Grocery stores don't require millions to billions of dollars of capital to execute each new transaction.
So it's not the margin itself but actually the spread between the margin and what investors could get by investing in alternatives. Real estate investment opportunities are often measured by their advantage (measured in fractions of a percentage, .2% advantage being considered solid) over 10 Year Treasuries or S&P 500 returns.
Real estate developers do often actually lose money, but the more salient boundary condition is whether they can get financing for a project, where they have to clear a bar well above the "just make >$0" bar.
> Grocery stores don't require millions to billions of dollars of capital to execute each new transaction.

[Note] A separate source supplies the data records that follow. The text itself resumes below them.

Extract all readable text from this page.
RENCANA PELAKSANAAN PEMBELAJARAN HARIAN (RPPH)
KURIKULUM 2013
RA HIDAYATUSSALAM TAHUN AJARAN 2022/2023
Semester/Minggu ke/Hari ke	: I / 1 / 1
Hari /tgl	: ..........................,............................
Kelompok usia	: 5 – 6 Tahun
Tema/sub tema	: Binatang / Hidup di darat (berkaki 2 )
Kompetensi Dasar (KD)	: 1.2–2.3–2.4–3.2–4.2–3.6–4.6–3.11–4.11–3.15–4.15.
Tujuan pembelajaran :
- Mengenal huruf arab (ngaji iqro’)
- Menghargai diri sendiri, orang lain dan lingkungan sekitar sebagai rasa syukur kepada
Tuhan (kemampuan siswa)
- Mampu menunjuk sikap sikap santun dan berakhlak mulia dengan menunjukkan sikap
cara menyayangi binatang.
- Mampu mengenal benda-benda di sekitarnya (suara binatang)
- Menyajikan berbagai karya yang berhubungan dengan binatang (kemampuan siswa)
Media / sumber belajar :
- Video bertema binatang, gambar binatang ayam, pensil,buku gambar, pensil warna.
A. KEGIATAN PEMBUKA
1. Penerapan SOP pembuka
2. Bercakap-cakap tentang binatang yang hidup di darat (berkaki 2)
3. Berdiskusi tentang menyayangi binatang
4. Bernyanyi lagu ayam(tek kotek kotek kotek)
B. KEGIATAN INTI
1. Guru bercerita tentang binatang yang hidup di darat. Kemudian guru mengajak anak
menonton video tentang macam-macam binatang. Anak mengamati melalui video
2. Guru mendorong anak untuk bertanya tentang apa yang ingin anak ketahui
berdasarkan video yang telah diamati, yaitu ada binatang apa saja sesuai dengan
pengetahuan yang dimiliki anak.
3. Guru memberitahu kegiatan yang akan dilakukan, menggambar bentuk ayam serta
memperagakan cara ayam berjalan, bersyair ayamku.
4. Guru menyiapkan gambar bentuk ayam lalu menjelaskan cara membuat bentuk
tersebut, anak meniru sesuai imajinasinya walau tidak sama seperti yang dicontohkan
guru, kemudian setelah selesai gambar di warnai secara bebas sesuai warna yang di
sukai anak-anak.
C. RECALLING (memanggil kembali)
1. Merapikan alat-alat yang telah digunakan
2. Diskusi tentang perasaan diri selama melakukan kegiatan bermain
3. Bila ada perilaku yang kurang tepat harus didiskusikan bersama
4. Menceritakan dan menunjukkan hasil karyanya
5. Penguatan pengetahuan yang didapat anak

Neither do homebuilders, because homes don't cost millions to billions to build (high end custom homes can cost millions, but that's not what we're talking about here).
> So it's not the margin itself but actually the spread between the margin and what investors could get by investing in alternatives. Real estate investment opportunities are often measured by their advantage (measured in fractions of a percentage, .2% advantage being considered solid) over 10 Year Treasuries or S&P 500 returns.
Okay? So they have an advantage over alternatives, which means higher profits. And a .2% advantage is not considered solid, or meaningful in any way without a lot of missing context.
> Real estate developers do often actually lose money, but the more salient boundary condition is whether they can get financing for a project, where they have to clear a bar well above the "just make >$0" bar.
Many companies often lose money, due to incompetence or bad luck. The industry as a whole has very healthy margins.